- Cultura 3.Maio.2015
“Entre Abelhas” derrapa na comédia, mas encontra redenção em seu ato final
Fábio Porchat e o diretor Ian SBF acertam no enfoque dramático à medida que se distanciam do Porta dos Fundos
⚠ AVISO: Contém spoilers menores
Durante boa parte da projeção de “Entre Abelhas”, é difícil não associar o filme ao trabalho de integrantes de seu elenco e equipe – incluindo o protagonista, Fábio Porchat, e o diretor-roteirista, Ian SBF – no canal de humor Porta dos Fundos. Isto ocorre por razões que variam desde a inserção de pequenos esquetes de comédia ao longo da trama até a evidente tentativa de distanciamento daquele universo muitíssimo bem explorado por eles na internet em direção ao drama, realizada aqui por meio de recursos narrativos nem sempre bem-sucedidos.
A sensação inicial é de que existe uma urgência em fugir da estética adotada pelo Porta dos Fundos no YouTube
Em termos visuais, o enfoque dramático surge de distintas formas. De modo a representar a solidão e a depressão de Bruno (Porchat), que, após se divorciar de Regina (Giovanna Lancellotti), gradualmente deixa de conseguir enxergar as pessoas ao seu redor, o longa se vale inicialmente de tons dessaturados e planos longos compostos apenas pelo personagem principal, sempre apático. Ainda, há o recurso a imagens de um Rio de Janeiro vazio e impessoal e a utilização de espelhos e reflexos, como se o rapaz só enxergasse a própria figura – o que, em termos menos literais, se justifica, visto que ele se cobra constantemente pelo fim do casamento e se isola, em certa medida, na busca por uma solução.
A sensação inicial é de que existe uma urgência em fugir da estética adotada pelo grupo no YouTube e na televisão, o que explica a aposta nessa sobriedade. No entanto, a estratégia não convence plenamente, uma vez que os tais esquetes insistem em surgir a cada cinco minutos, com maior ou menor eficácia, e que Porchat ainda carrega o mesmo ar histriônico dos vídeos publicados pelo canal – traço que felizmente se dissipa no desenrolar da trama.

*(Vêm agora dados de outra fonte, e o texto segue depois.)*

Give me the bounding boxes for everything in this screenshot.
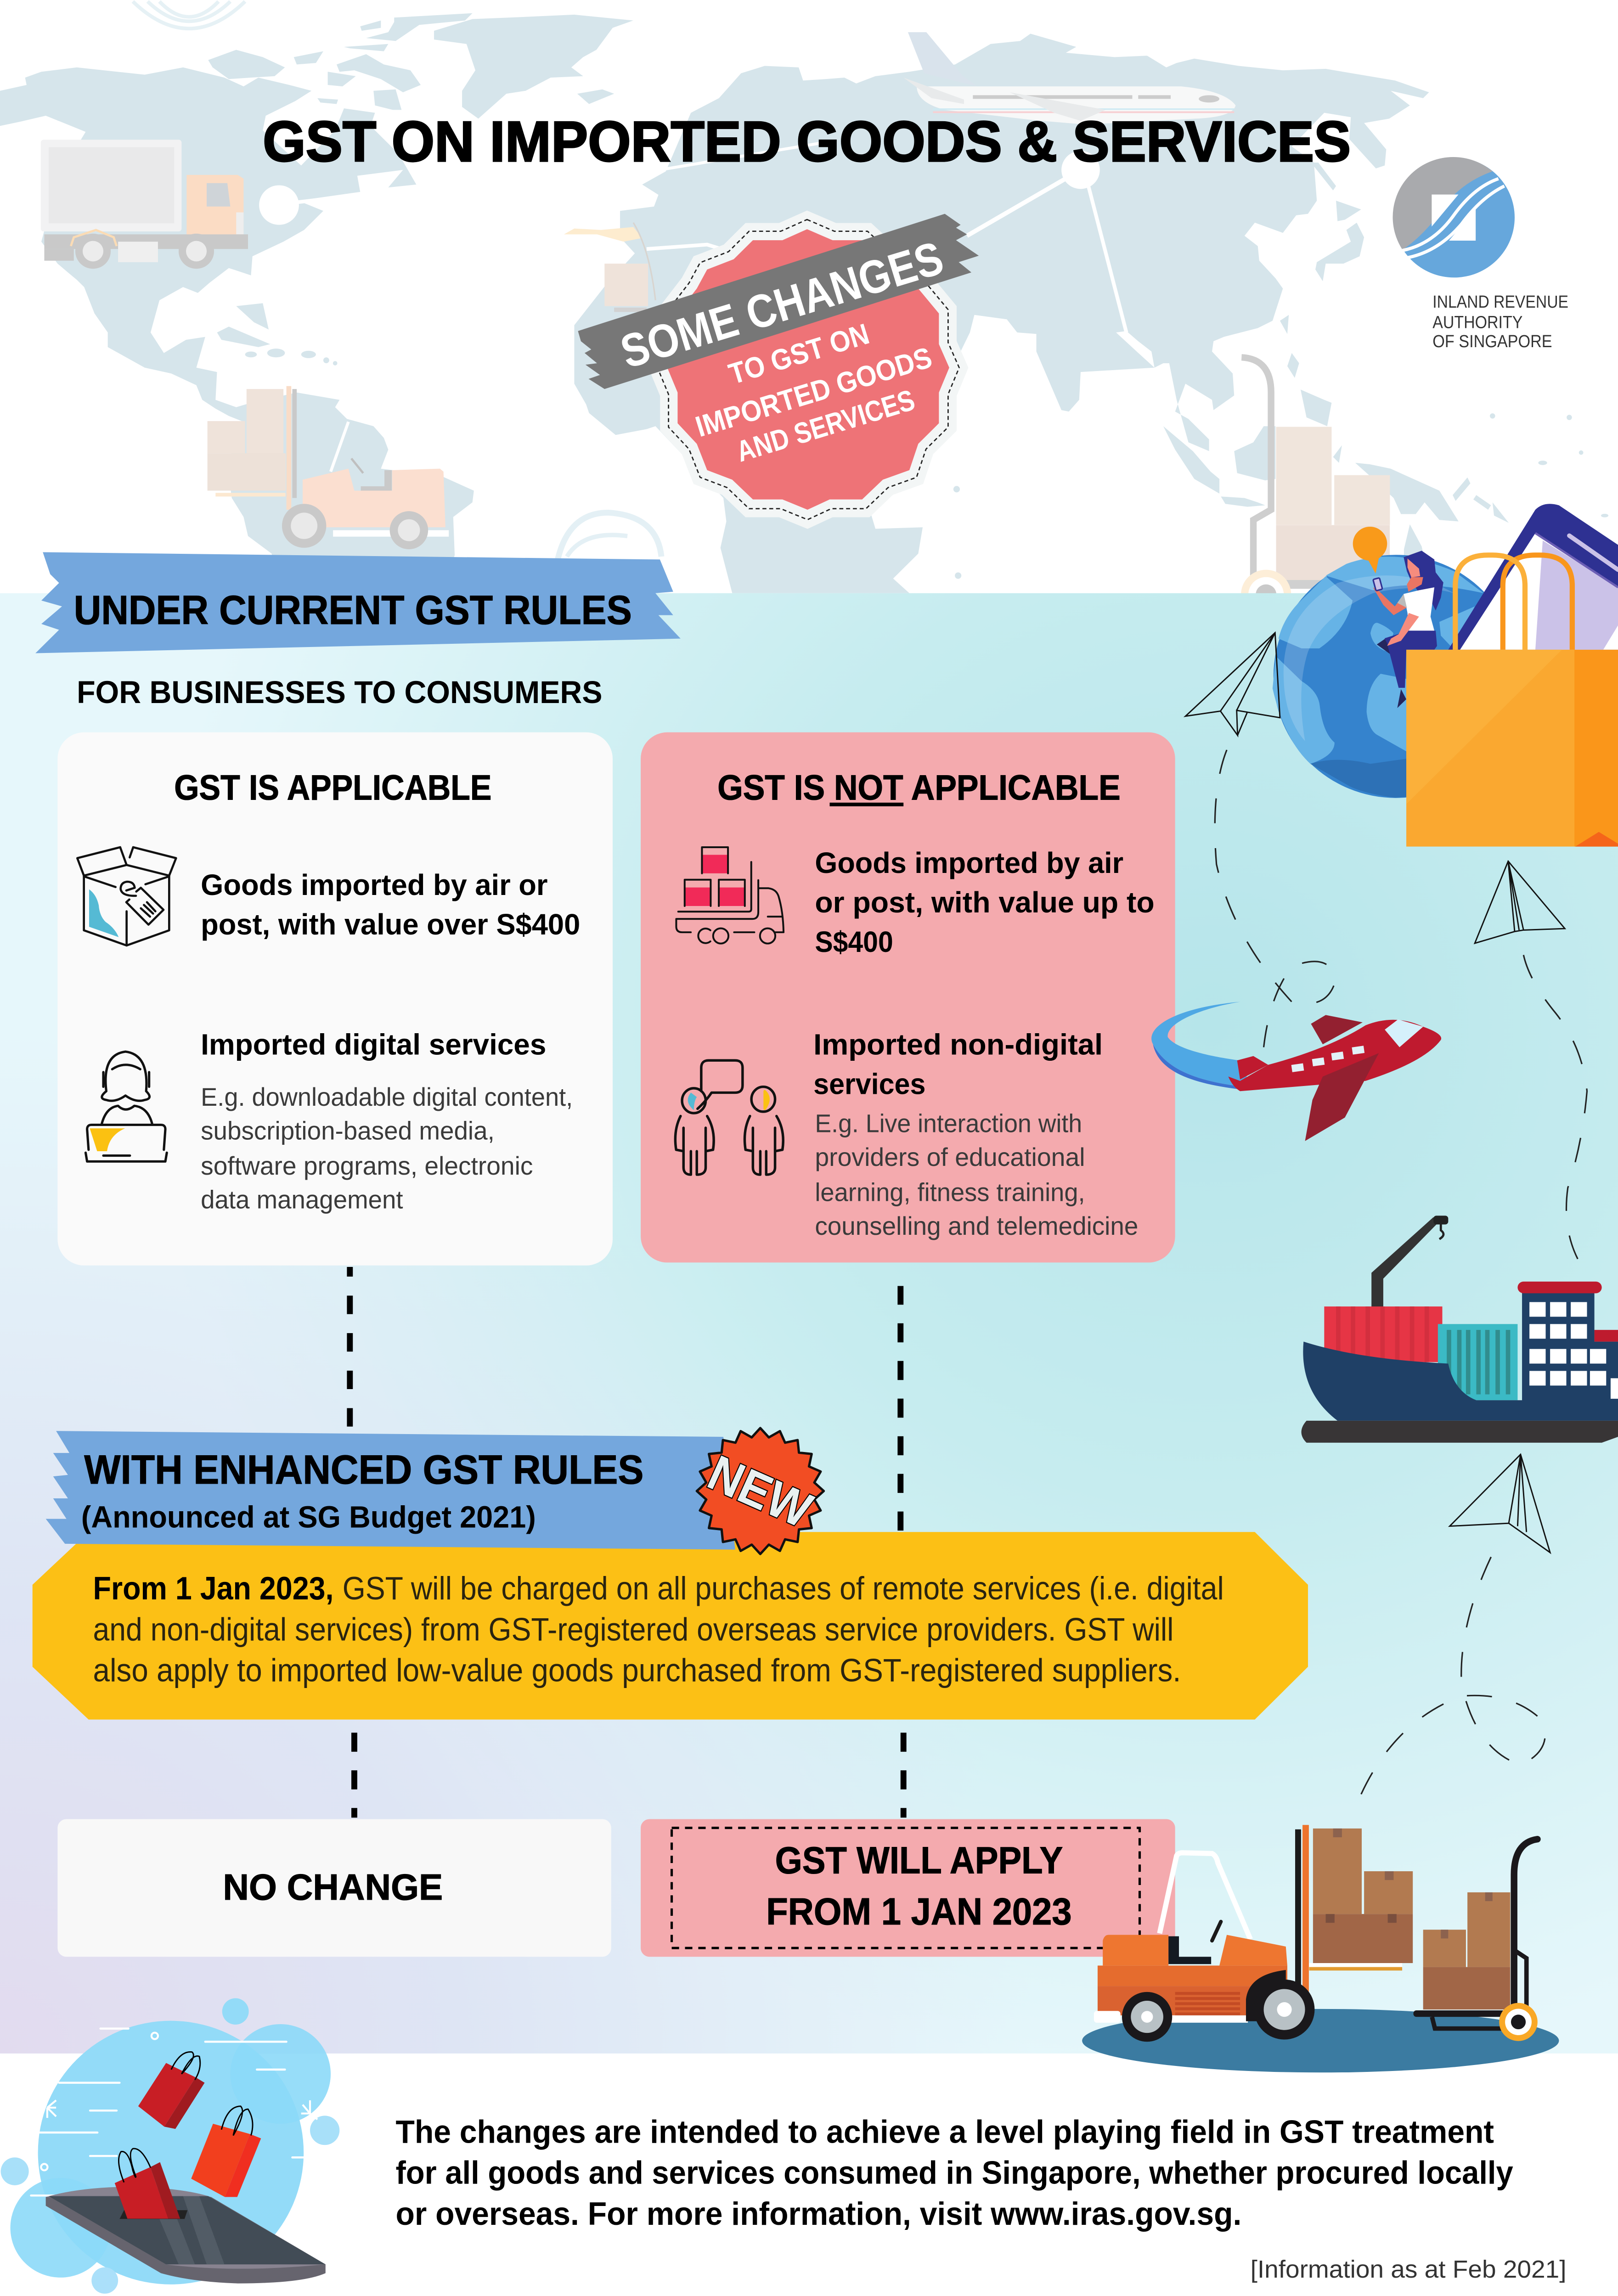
item text: digital services: software programs, electronic bbox=[201, 1151, 533, 1180]
dashed connector: left lower bbox=[353, 1733, 355, 1818]
map: white route lines and gaps bbox=[259, 142, 1127, 472]
faded truck bbox=[41, 140, 248, 269]
faded airplane bbox=[903, 32, 1235, 124]
callout: from 1 Jan 2023 bbox=[33, 1532, 1308, 1720]
dashed connector: left upper bbox=[349, 1267, 351, 1427]
faded boxes and flag bbox=[564, 223, 655, 312]
icon: person with headset and laptop bbox=[85, 1052, 167, 1161]
stamp: some changes badge: IMPORTED GOODS bbox=[692, 341, 936, 443]
panel heading: GST IS APPLICABLE bbox=[174, 768, 491, 807]
panel: no change bbox=[57, 1819, 611, 1957]
red airplane with blue swoosh bbox=[1151, 1002, 1441, 1141]
item text: non-digital services: E.g. Live interaction with bbox=[815, 1109, 1082, 1138]
item text: digital services: E.g. downloadable digital content, bbox=[201, 1082, 573, 1111]
forklift and hand truck scene bbox=[1082, 1825, 1559, 2072]
logo: Inland Revenue Authority of Singapore bbox=[1393, 157, 1568, 351]
stamp: some changes badge: TO GST ON bbox=[725, 317, 873, 391]
stamp: some changes badge bbox=[578, 210, 979, 529]
item text: goods up to S$400: or post, with value up to bbox=[815, 886, 1155, 919]
background: gradient section bbox=[0, 593, 1618, 2054]
callout: from 1 Jan 2023: also apply to imported low-value goods purchased from GST-registered suppliers. bbox=[93, 1652, 1181, 1688]
logo: Inland Revenue Authority of Singapore: OF SINGAPORE bbox=[1432, 332, 1552, 351]
closing statement bbox=[395, 2114, 1513, 2232]
globe with woman illustration bbox=[1273, 527, 1518, 798]
panel: GST will apply from 1 Jan 2023 bbox=[641, 1819, 1175, 1957]
item text: non-digital services bbox=[813, 1028, 1138, 1240]
callout: from 1 Jan 2023: GST will be charged on all purchases of remote services (i.e. digital bbox=[343, 1570, 1224, 1606]
shopping on phone illustration bbox=[1, 1998, 339, 2294]
item text: goods over S$400 bbox=[201, 868, 580, 941]
item text: digital services: Imported digital services bbox=[201, 1028, 546, 1061]
badge: new: NEW bbox=[700, 1445, 820, 1539]
item text: goods over S$400: post, with value over S$400 bbox=[201, 908, 580, 941]
title: GST ON IMPORTED GOODS & SERVICES bbox=[263, 110, 1351, 174]
item text: non-digital services: Imported non-digital bbox=[813, 1028, 1103, 1061]
banner: with enhanced GST rules: WITH ENHANCED GST RULES bbox=[84, 1446, 643, 1492]
paper plane 1 bbox=[1185, 633, 1280, 735]
faded forklift bbox=[208, 386, 449, 549]
dashed trail 2 bbox=[1523, 955, 1587, 1262]
dashed trail 1 bbox=[1215, 750, 1336, 1047]
callout: from 1 Jan 2023: From 1 Jan 2023, bbox=[93, 1570, 333, 1606]
subheading: for businesses to consumers: FOR BUSINESSES TO CONSUMERS bbox=[77, 675, 602, 710]
item text: non-digital services: services bbox=[813, 1068, 925, 1101]
banner: with enhanced GST rules bbox=[46, 1431, 735, 1550]
panel: GST will apply from 1 Jan 2023: GST WILL APPLY bbox=[775, 1839, 1063, 1881]
icon: open parcel box bbox=[77, 847, 176, 945]
closing statement: for all goods and services consumed in Singapore, whether procured locally bbox=[395, 2155, 1513, 2191]
date note: [Information as at Feb 2021] bbox=[1251, 2255, 1566, 2283]
panel: GST is applicable bbox=[57, 732, 613, 1266]
world map bbox=[0, 13, 1608, 593]
faded arc: bottom bbox=[553, 512, 661, 593]
stamp: some changes badge: SOME CHANGES bbox=[615, 231, 949, 378]
closing statement: or overseas. For more information, visit www.iras.gov.sg. bbox=[395, 2195, 1241, 2232]
panel: no change: NO CHANGE bbox=[223, 1867, 443, 1908]
item text: goods over S$400: Goods imported by air or bbox=[201, 868, 548, 901]
cargo ship bbox=[1302, 1216, 1618, 1443]
logo: Inland Revenue Authority of Singapore: INLAND REVENUE bbox=[1432, 292, 1568, 312]
panel: GST will apply from 1 Jan 2023: FROM 1 JAN 2023 bbox=[766, 1890, 1072, 1933]
paper plane 2 bbox=[1475, 861, 1565, 943]
logo: Inland Revenue Authority of Singapore: AUTHORITY bbox=[1432, 313, 1522, 332]
banner: under current GST rules: UNDER CURRENT GST RULES bbox=[74, 587, 632, 633]
dashed trail 3 bbox=[1361, 1557, 1545, 1794]
banner: under current GST rules bbox=[35, 552, 681, 653]
callout: from 1 Jan 2023: and non-digital services) from GST-registered overseas service providers. GST will bbox=[93, 1611, 1173, 1647]
item text: non-digital services: learning, fitness training, bbox=[815, 1178, 1085, 1206]
item text: non-digital services: counselling and telemedicine bbox=[815, 1211, 1138, 1240]
faded arc: top bbox=[133, 1, 245, 28]
panel heading: GST IS NOT APPLICABLE bbox=[717, 768, 1121, 807]
stamp: some changes badge: AND SERVICES bbox=[733, 383, 919, 468]
dashed connector: right lower bbox=[902, 1733, 904, 1818]
item text: goods up to S$400: Goods imported by air bbox=[815, 846, 1123, 879]
icon: delivery truck with crates bbox=[676, 847, 784, 944]
item text: goods up to S$400: S$400 bbox=[815, 925, 893, 958]
closing statement: The changes are intended to achieve a level playing field in GST treatment bbox=[395, 2114, 1494, 2150]
item text: digital services: data management bbox=[201, 1185, 403, 1214]
dashed connector: right upper bbox=[900, 1286, 902, 1531]
item text: goods up to S$400 bbox=[815, 846, 1155, 958]
shopping bag and phone bbox=[1406, 504, 1618, 847]
banner: with enhanced GST rules: (Announced at SG Budget 2021) bbox=[81, 1500, 536, 1535]
item text: digital services: subscription-based media, bbox=[201, 1116, 495, 1145]
faded hand trolley bbox=[1241, 357, 1390, 616]
panel: GST is not applicable bbox=[641, 732, 1175, 1262]
item text: non-digital services: providers of educational bbox=[815, 1142, 1085, 1171]
item text: digital services bbox=[201, 1028, 573, 1214]
icon: two people talking bbox=[675, 1060, 783, 1175]
paper plane 3 bbox=[1450, 1454, 1550, 1553]
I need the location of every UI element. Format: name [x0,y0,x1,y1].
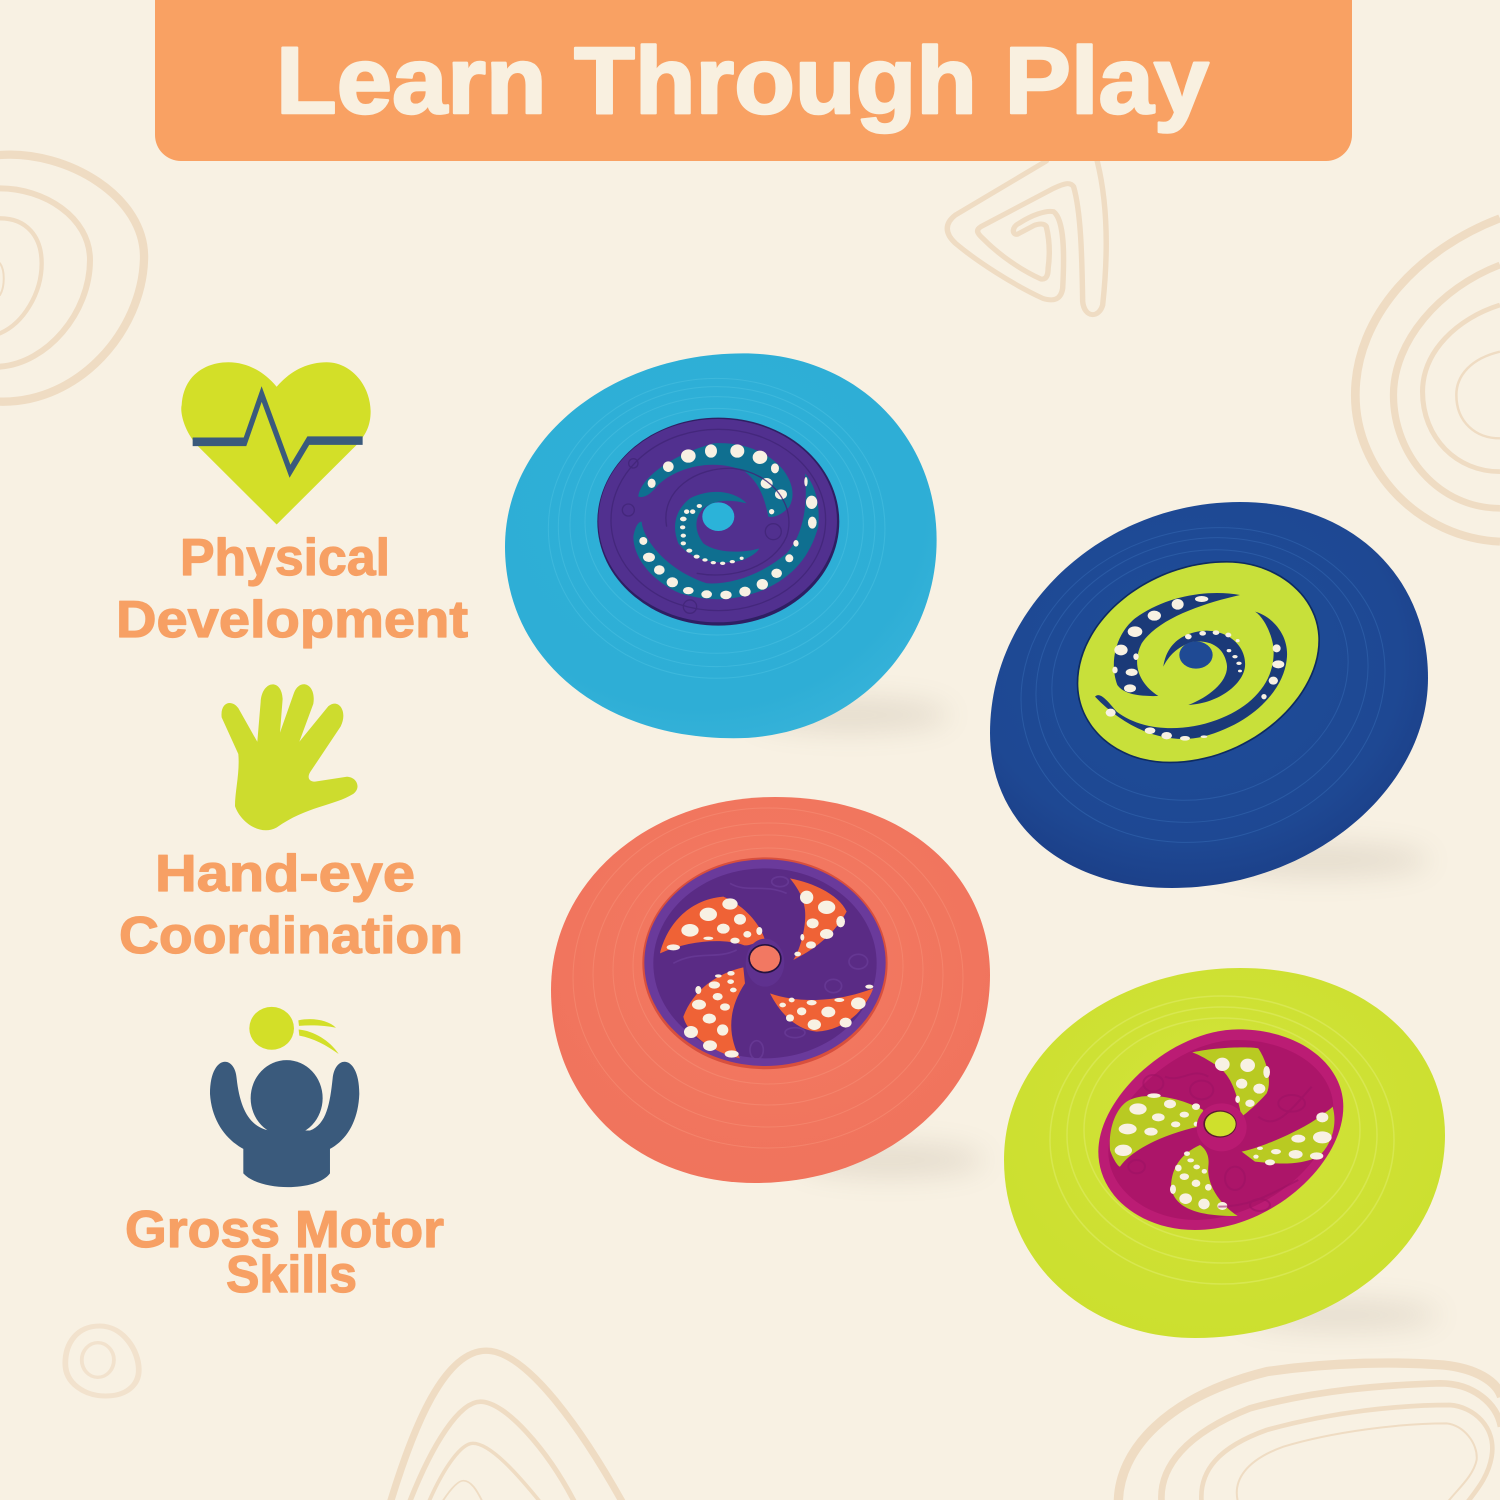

Se há certa irregularidade na construção do protagonista, apesar da demonstração de habilidade do ator em se resguardar e manter o tom de seriedade, o problema é ainda maior no que diz respeito à maioria dos coadjuvantes. Davi (Marcos Veras), o melhor amigo, se resume a uma série interminável e constrangedora de piadas e comentários machistas e misóginos, e sua subtrama particular – ele acredita ter engravidado uma mulher em uma relação extra-conjugal – em nada acrescenta.
Em menor grau, Nildo (Luis Lobianco) até tem alguns bons momentos, sobretudo por seu caráter prestativo fazer contraponto ao egoísmo de Bruno, mas o ganho de importância em sua participação dá a impressão de um esquete que se prolonga mais do que o necessário e acaba perdendo a graça. O psiquiatra vivido por Marcelo Valle é outro de potencial desperdiçado, pois não oferece maiores acessos além do que o próprio paciente já havia dito ou demonstrado.
Por outro lado, Irene Ravache, no papel de mãe do personagem principal, sabe dosar a preocupação pela condição do filho e seu humor descontraído e quase involuntário, e é a única personagem, além de Bruno, que não parece ser apenas um artifício para prolongar a duração do longa acrescentando diferentes elementos – somente a base da trama seria o suficiente para um curta bastante promissor, algo que talvez indique a dificuldade encarada pelos roteiristas (Ian SBF e também Porchat) ao explorar um formato para eles até então inédito.
No fim, o longa deixa de lado a comédia e não se rende por completo às mesmas saídas fáceis adotadas durante a introdução
De forma positiva, o estabelecimento da premissa e o isolamento do protagonista levam o filme a se desprender dos personagens secundários e voltar seu olhar para o rapaz, com os retornos pontuais da ex-esposa e as intervenções acertadas da mãe, inclusive quando não estão em cena. Assim, é possível mapear com maior atenção a situação de Bruno através do inteligente (ainda que curto) uso do silêncio, do vazio da cidade e das montagens que registram o agravamento de sua condição e o insucesso de sua busca por soluções.
É consequência disso o aspecto mais interessante de “Entre Abelhas”, marca fundamental de seu ato final: há uma espécie de redenção, mas que funciona quase como um suspiro. No limite, o longa deixa de lado a comédia e não se rende por completo às mesmas saídas fáceis adotadas durante a introdução ou a uma explicação decisiva que poderia parecer tentadora pela própria natureza da trama, mas que desviaria essa construtiva guinada dramática apenas para oferecer um desfecho definitivo.